Единственное спасение от платоновского мимесиса — мимесис аристотелевский. Если шунтировать, огрубить и упростить проблему, то Платон, в общем и целом, отделял искусство от работы с идеями и смыслами, видел лишь подражание природе, потому и отказывал поэтам в виде на жительство в своём идеальном государстве, где правят философы. Аристотель же не отказывал искусствам в смысле, то есть философы должны быть искусны в мимесисе так же, как и поэты в смыслообразовании. Поэтому после прочтения Аристотеля европейские искусствоведы получили возможность дальше развивать осмысление искусств «на атомном уровне». Искусство добывает истину, но не путём платоновского мимесиса, не путем простого подражания действительности, а через сгущение, уплотнение, модификацию реальной физической предметности, через особую организацию пространственной и временной композиции произведения. Сгущение и уплотнение пространственно-временной композиции можно смело назвать смыслообразованием, про-из-водством образов.
Только на этом, довольно глубинном уровне работы режиссёров и актёров можно мириться в театре с наигрышем, то есть подражанием в области чувств и эмоций.

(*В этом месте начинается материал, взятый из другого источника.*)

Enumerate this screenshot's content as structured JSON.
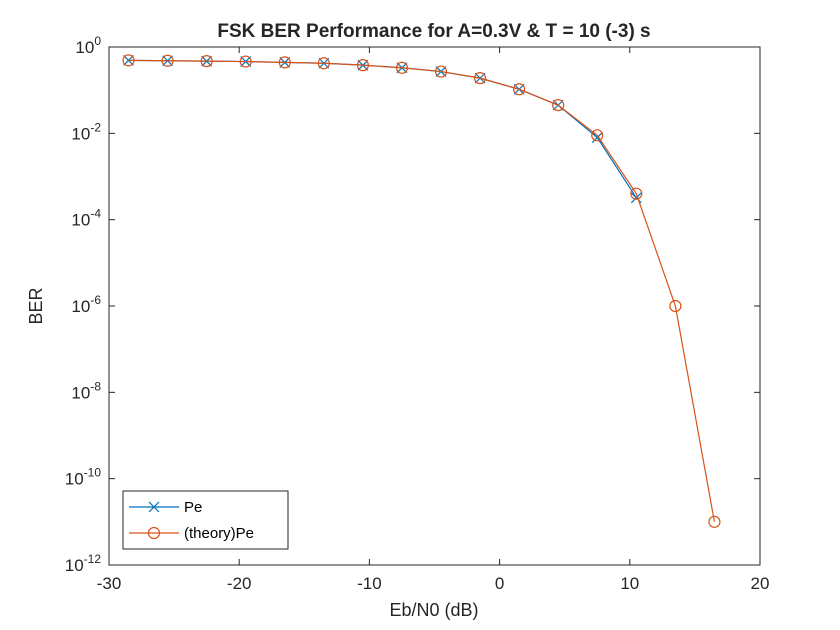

Мы это к чему? Джеймс Тьере занимается в «Красном табаке» сгущением танца в образ творческих мучений. Может ли сценический образ расколдовать страннейшую из деятельностей, то бишь творчество? Как показать творчество вообще, без привязки к
Спектакли Тьере можно выстроить в многосерийную философскую притчу, тем паче, что он делает всё сам — сценографию и хореографию встраивает в сюжетную идею. Впрочем, сюжет любого спектакля «Компании майского жука» — череда сновидений, что само по себе феноменально, ибо изымает театр из литературы и драматургии, но возвращает к вполне ритуальной шаманской форме. Вспоминая прошлый Чеховский фестиваль и спектакль Тьере «Рауль», можно составить список элементов сценографии, символично переходящих из одного спектакля в другой. Зеркало, металлические массивные, разрушаемые в финале декорации, двойники и периодический подземный гул. Танец же самого сценографа — нить и основа полотна произведения. В «Красном табаке» была нить-уток вышивки, как непрерывное движение танцовщиц. Танец Тьере состоял из сидения в древнем кресле, лихорадочной деятельности за живописным столом, двигающемся на «моторе» залезающей под него Валерии Дусе, из раскуривания трубки, похожей на бронзовый подсвечник. Танец Тьерри может быть и големом, полным отсутствием, глядением в пустоту. Это танец-биоморф, состоит из массы мелких, жестовых, суггестивных дрожаний и сдвигов.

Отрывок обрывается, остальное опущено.